If I could study any of the biblical cities, I’d study Ephesus. I’d study it because it was a burgeoning, multi-ethnic, religiously diverse metropolis. I’d study it because it’s the best preserved of the ancient cities, having been vacated by a majority of the population after a wicked bout of malaria. And I’d study it because, through it, a couple of Christians changed the world. 

Imagine that if you decided to teach the faith to one person, you would create out of your city a hub of Christian teaching, writing, and thinking for the next hundred years. Imagine that if you decided to teach the faith to one person, one day people would talk about your city the way they talk about Salt Lake City – you know, “it’s ok to visit, but there sure are a lot of Mormons there.” Substitute “Christians” – that’s what a single mentoring relationship can do.

Ephesus
The theater in Ephesus, where Paul preached (Acts 19)
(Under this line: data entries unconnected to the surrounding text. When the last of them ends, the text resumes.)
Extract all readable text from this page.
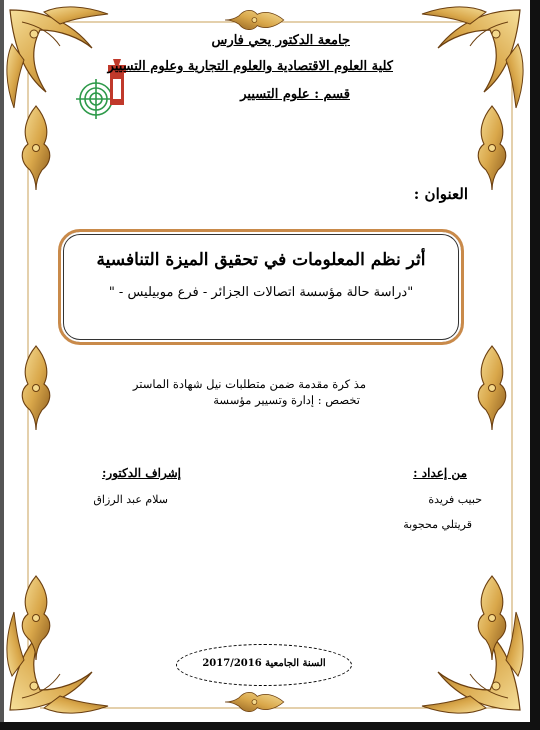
جامعة الدكتور يحي فارس
كلية العلوم الاقتصادية والعلوم التجارية وعلوم التسيير
قسم : علوم التسيير
العنوان :
أثر نظم المعلومات في تحقيق الميزة التنافسية
"دراسة حالة مؤسسة اتصالات الجزائر - فرع موبيليس - "
مذ كرة مقدمة ضمن متطلبات نيل شهادة الماستر
تخصص : إدارة وتسيير مؤسسة
من إعداد :
إشراف الدكتور:
حبيب فريدة
قريتلي محجوبة
سلام عبد الرزاق
السنة الجامعية 2017/2016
At Ephesus, Paul went and preached, staying 3 years and beginning a church. He appointed Elders and empowered saints. Then he left. But while he was there, he mentored Timothy, his “son” in the faith, to whom he passed on the best of what he knew.

John, the disciple of Jesus, settle there and became a pastor. He led the church, continuing to pass the faith on. We know of just a few names of individuals who moved from rural and distant parts to the big city, and that changed the city.

Ephesus became one of the centers of the Christian church in the centuries to come. By the 5th century, when the Roman Emperor wanted to call together a council of the bishops of the church, he called them to Ephesus.

It’s not inconceivable that any American city could have such a legacy. It only took one or two people gathering, engaging, loving, and teaching. Anyone can do that, in any city. Why can’t it be your city? Why can’t it be mine?